# Tivo with 40GB Drive and Network card



## Gavin (Jan 1, 2003)

Title says it all, VM installed the new one yesterday so this is completely redundant and has been in the loft too long.


Comes with original 40GB drive, and network card, I don't remember if the network card drivers are installed as I had a bigger disk in it that I know was networked, and I then re-used it elsewhere (remember when 240GB were big), but that's an easy job to do.

Located in Harlow Essex, Free to a collector postage I guess My Hermes at cost.
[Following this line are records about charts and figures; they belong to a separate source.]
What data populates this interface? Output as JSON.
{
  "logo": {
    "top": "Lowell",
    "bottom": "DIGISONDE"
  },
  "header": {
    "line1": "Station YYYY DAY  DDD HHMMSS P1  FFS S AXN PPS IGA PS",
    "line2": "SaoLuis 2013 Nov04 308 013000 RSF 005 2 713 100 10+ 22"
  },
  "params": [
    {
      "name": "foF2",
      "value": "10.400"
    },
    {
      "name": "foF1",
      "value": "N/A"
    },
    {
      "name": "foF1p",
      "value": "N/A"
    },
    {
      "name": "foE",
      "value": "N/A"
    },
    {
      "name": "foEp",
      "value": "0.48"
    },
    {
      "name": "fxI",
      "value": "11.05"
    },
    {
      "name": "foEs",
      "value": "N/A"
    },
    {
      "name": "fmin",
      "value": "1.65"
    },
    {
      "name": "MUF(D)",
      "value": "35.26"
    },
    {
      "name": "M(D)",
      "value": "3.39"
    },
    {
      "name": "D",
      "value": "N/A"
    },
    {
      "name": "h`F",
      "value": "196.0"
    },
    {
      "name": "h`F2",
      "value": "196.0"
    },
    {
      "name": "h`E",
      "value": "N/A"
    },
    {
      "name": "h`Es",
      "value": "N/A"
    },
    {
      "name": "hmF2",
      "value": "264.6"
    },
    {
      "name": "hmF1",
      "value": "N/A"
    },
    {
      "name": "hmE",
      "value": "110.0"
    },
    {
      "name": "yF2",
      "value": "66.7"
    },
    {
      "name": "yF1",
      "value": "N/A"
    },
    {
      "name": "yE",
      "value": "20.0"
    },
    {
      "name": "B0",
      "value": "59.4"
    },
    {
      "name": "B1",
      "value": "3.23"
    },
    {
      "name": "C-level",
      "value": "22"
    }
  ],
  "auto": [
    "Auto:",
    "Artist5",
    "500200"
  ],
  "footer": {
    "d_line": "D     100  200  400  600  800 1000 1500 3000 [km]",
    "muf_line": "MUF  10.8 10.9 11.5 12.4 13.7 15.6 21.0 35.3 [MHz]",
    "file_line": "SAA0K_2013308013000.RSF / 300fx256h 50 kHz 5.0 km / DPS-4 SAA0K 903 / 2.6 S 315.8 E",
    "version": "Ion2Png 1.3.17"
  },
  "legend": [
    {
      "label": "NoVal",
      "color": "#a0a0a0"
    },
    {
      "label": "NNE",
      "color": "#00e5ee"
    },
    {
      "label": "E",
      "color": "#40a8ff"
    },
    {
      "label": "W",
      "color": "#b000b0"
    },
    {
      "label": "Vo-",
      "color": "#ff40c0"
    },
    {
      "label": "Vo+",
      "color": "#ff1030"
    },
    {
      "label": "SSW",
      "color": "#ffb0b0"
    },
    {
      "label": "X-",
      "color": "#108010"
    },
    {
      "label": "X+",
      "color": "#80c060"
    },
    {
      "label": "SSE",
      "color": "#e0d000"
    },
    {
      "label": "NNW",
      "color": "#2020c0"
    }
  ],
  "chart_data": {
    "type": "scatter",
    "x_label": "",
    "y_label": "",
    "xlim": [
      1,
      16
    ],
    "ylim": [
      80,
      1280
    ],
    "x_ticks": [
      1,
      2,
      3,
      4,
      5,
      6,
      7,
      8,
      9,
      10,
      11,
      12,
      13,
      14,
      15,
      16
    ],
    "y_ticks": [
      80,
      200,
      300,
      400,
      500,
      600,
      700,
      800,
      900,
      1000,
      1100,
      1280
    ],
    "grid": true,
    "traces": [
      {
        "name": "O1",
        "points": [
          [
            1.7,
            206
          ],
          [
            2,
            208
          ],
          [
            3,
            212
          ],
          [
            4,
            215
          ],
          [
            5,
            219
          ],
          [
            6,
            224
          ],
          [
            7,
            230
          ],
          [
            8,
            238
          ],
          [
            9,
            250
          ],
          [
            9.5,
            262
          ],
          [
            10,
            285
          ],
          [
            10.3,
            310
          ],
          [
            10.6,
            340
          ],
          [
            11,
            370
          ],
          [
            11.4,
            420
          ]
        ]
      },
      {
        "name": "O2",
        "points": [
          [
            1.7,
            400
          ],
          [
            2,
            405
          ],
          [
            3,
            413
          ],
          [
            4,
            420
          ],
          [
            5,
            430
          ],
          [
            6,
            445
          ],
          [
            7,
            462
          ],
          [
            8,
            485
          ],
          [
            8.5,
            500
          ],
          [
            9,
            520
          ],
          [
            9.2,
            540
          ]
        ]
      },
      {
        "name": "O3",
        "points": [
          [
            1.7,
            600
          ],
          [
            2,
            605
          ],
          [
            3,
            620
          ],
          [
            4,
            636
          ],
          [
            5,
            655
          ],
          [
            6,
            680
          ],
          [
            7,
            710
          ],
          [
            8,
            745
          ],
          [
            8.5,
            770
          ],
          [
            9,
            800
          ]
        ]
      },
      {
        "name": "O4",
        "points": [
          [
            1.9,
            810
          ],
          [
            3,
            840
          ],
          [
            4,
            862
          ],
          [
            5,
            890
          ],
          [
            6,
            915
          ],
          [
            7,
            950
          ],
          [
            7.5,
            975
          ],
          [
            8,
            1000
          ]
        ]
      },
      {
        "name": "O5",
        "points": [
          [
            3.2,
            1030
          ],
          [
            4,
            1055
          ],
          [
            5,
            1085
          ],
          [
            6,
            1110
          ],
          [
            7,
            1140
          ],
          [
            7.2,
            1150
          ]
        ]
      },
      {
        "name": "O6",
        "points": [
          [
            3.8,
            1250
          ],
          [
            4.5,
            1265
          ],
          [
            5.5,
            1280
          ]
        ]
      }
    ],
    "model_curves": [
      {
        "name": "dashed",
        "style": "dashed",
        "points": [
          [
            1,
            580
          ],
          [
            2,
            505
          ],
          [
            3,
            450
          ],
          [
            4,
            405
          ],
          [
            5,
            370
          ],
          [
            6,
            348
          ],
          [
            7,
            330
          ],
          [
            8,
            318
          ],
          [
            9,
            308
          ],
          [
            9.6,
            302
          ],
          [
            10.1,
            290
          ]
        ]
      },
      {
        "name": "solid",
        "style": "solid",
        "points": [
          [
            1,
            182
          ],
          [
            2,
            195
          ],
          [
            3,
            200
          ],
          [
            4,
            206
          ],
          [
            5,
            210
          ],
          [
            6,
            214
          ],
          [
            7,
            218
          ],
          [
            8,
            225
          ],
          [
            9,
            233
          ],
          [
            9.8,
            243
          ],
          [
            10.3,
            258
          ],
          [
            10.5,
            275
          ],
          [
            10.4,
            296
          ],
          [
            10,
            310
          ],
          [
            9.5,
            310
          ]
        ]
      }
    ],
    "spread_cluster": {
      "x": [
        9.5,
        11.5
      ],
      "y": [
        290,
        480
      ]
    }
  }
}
Comes boxed with manuals, remote and blaster leads, only think it may not have is the figure 8 powerlead as like the hard disk it got used elsewhere. (probably the DVD player..)


----------



## abarthman (Nov 12, 2002)

Is this TiVo still available, Gavin?

I would be happy to give it a good home.


----------



## Gavin (Jan 1, 2003)

abarthman said:


> Is this TiVo still available, Gavin?
> 
> I would be happy to give it a good home.


Certainly

Where are you?


----------



## Gavin (Jan 1, 2003)

I'm away on holidya for a week after toomorow, the tivos still available but I won;t be answering any email till at least the 6th of Oct..


----------



## abarthman (Nov 12, 2002)

Sorry for the late reply, Gavin.

I'll contact you via PM.


----------



## Gavin (Jan 1, 2003)

Now sent to a new home....


----------